4. The District Judge is in error in supposing that in the present case no action under the Registration Act could have been taken by plaintiff. He seems to have omitted to notice that documents can be presented for registration not only by the executants but also by any person claiming under the document. Plaintiff therefore, who had possession of the document within the time allowed for registration, could have presented it for registration and obtained a summons for defendant’s appearance under Section 86. If defendant had appeared and admitted execution, the document would have been registered. If he had appeared and denied execution registration would have been refused and plaintiff would have been entitled to an enquiry before the registrar under Sections 73 to 76. If defendant did not appear, plaintiff might have proved execution of the document and on such proof would have been entitled to registration. If the registering officer was not satisfied with his evidence of execution and refused to register, an appeal would have lain to the registrar under Section 72. If the decision of the registrar under Section 72 or 76 had been adverse to plaintiff he would have had a remedy by suit under Section 77 of the Act. Plaintiff had therefore a complete remedy under the Act and not having chosen to follow it, has only himself to blame that the efficacy of the document has not been completed by registration.

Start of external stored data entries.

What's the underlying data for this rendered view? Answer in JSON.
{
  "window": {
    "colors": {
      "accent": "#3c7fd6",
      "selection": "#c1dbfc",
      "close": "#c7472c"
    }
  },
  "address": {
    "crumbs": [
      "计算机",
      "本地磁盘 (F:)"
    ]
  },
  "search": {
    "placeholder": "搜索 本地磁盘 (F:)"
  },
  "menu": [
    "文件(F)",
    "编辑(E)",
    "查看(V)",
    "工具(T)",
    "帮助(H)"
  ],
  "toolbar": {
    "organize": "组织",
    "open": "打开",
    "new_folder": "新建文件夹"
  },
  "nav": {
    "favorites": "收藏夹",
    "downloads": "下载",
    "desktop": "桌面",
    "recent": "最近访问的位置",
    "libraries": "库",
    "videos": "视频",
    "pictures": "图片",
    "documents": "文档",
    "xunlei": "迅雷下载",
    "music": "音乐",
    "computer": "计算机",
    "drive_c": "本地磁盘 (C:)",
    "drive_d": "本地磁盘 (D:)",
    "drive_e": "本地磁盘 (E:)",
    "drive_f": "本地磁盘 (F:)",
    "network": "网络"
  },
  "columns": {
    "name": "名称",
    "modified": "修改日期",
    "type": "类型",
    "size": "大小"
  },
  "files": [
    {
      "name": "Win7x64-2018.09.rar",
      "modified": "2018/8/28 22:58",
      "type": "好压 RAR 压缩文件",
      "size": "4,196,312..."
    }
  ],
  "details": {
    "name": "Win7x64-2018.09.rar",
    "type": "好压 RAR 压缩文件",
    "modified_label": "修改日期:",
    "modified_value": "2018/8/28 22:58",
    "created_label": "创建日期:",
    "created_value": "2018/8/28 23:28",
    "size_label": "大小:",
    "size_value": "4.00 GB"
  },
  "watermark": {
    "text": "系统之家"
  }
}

5. There remains the question whether plaintiff can have a decree such as the lower courts have given him for execution and registration of another document. In our opinion he is entitled to no such relief. The fallacy of the lower courts consists in treating the document Exhibit A as evidencing merely an agreement to transfer the mortgage whereas it purports to be an operative transfer of the mortgage. If it had been merely an agreement to transfer contemplating a future formal deed of transfer it would not have required registration, Section 17 (h). The agreement to transfer the mortgage was so far carried out that the deed of transfer was executed and no suit will lie to compel defendant to do that which he has already done. The only act wanting on his part to complete the contract was to register the deed of transfer and this act, as we have shown, he could only be compelled to do by the proper proceeding under the Registration Act followed by suit under Section 77, if plaintiff failed to obtain his rights by such proceedings.

6. We must reverse the decrees of the courts below and dismiss the suit, but without costs throughout, as it has been found that defendant was not justified in his refusal to register the document.